Camera preview: Nikon D3 and D300 DSLRs

On August 23, 2007, Nikon introduced two new DSLRs to the market: the full frame D3, and the D300, an upgrade to the D200. I’m late with this bit of news — I meant to publish the post sooner, but I was out of the country and I had less access to the internet that I’d hoped. Still, since I went to the trouble of getting nice studio pics for the two cameras, I thought I’d write about it anyway, late or not.

First, a few photos. There’s the D3 below, and the D300 is right after it.

These two cameras have gotten plenty of coverage already. What else is there to be said? Well, remember the big CCD vs. CMOS arguments that went on and on for years? Hmm, let’s see, who was it that argued for CCD? Why, it was Nikon, of course. What have they just done? They’ve switched to CMOS entirely for their new DSLRs.

There was another argument thrown around, also by Nikon and its supporters. Um, yes, I remember now, it had something to do with full-frame vs. cropped sensors. I’m paraphrasing here, but Nikon people were saying something along the lines of “full-frame isn’t needed for digital, it’s useless — we can accomplish everything we want with a cropped sensor.” So, what just happened? Nikon put out a full-frame DSLR.

Short of holding my brother’s D70s in my hand, changing the lens, cleaning its sensor and taking a few photos, I don’t have a lot of hands-on experience with Nikon cameras. I considered buying the D200 this past spring, but opted for the Canon 5D instead. I can tell you what my brother says about his D70s — and believe me, it’s not flattering… It turns out there was a ridiculously high rate of factory defects with that camera, particularly when it came to autofocus. His camera can’t autofocus to save its life. He’s had to use manual focus ever since he bought the camera. He’s finally going to pay to repair it, after more than one and a half years of use. He’d have sent it to Nikon for repair while the warranty was still good, but there are no official Nikon reps in Romania, which is where he lives and works.

We sat there comparing on-screen menus between his D70s and my Canon 5D. He couldn’t believe how easy it was to navigate the menus on my 5D, and to get the settings that he wanted, the first time, right away. He kept mumbling under his breath about how pathetic the D70s was, and how he could never find stuff when he was pressed for time. Heck, I tried to help him find the sensor cleaning mode and gave up after several minutes. We just couldn’t find it. We ended up putting the camera in mirror lock-up mode, pressing the shutter and cleaning the sensor that way. That’s pretty pathetic from a UI (User Interface) point of view.

On the other hand, I’ve heard some people praise Nikon’s controls. I don’t get it. Perhaps if you’ve been a Nikon guy for years, the stuff is just easier to find, but they sure don’t make it easy for someone who picks up the camera and wants to use it. Canon does make it easy, and that’s one of the reasons I like them.

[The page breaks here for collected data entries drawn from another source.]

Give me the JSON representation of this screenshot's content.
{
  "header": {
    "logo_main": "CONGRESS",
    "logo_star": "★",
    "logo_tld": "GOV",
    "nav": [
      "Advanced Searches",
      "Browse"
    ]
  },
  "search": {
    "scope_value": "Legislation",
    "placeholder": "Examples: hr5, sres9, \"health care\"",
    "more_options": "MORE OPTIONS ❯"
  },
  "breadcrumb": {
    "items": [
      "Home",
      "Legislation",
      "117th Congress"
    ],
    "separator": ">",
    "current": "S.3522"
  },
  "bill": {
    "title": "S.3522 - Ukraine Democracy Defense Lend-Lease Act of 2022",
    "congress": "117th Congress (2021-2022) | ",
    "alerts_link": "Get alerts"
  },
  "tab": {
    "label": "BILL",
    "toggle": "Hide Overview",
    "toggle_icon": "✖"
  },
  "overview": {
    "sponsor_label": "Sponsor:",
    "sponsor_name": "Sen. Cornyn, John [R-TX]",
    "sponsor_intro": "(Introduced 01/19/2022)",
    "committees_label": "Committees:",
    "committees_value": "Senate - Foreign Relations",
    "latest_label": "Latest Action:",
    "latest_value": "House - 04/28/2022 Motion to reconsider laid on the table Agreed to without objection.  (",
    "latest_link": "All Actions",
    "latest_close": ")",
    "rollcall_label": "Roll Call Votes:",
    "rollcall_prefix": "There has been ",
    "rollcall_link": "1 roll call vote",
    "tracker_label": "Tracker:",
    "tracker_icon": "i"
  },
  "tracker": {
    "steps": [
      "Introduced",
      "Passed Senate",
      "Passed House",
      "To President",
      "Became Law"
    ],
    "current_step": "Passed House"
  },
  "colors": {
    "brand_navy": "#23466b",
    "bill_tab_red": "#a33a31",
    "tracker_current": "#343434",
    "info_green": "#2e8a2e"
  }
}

There’s another thing I can say for Nikon in general. Their PR people gave me the run-around when I tried to get a D200 for review. On the other hand, Olympus and Canon were responsive and willing to send me review units. I’ve also heard of really bad customer support experiences from Nikon users.

Take these experiences for what they’re worth. They may have been isolated incidents — or not. I’m certainly willing to forget my bad experience with Nikon PR if they are interested in sending me a D300 or D3 for review. I’ll do what I usually do, which is to use it as my primary camera for one month, then write an honest, detailed review of the experience.

From a design point of view, these two new cameras look really nice. I can’t tell you how they feel in my hand, since I haven’t had the chance to hold them (yet).

I do want to point out that Nikon has more high-res photos for its cameras than Canon. That’s nice. It gives people a chance to get a closer look at them, and it’s an added convenience. You can see the rest of the photos below.

Here’s that troublesome CMOS that Nikon people used to badmouth in the past. It’s the sensor that does what a CCD cannot, which is to enable Nikon to go all the way to 6400 ISO natively on the D3 and 3200 ISO on the D300 (and even all the way up to 12,800 and 25,600 ISO in expanded mode on the D3).

Yes, ISO-wise, Nikon one-upped Canon, but they haven’t managed to get the same amount of resolution from the full-frame sensor that Canon can get. My 5D has roughly the same resolution as the D3 (12.8 vs. 12.1), while the Canon 1Ds Mark III has 21.1 megapixels — but only goes up to 1600 ISO natively. So there’s a certain give and take here that has to do with the physical limitations (at least to date) of the medium.

If you squeeze more pixels out of the same surface area, the pixel pitch decreases and you end up more prone to noise. If you keep the pixel pitch large, you can get more low-light sensitivity, but you don’t have the resolution. Nikon chose to go for low-light sensitivity with their two newest cameras, which I think is an interesting choice. Perhaps they did it to silence the Nikon critics who kept harping on their noise-prone CCD sensors. Whatever the reason, I’d love to see just how one of these two cameras does in low light with a nice fast lens like a 50mm f/1.4 or f/1.2.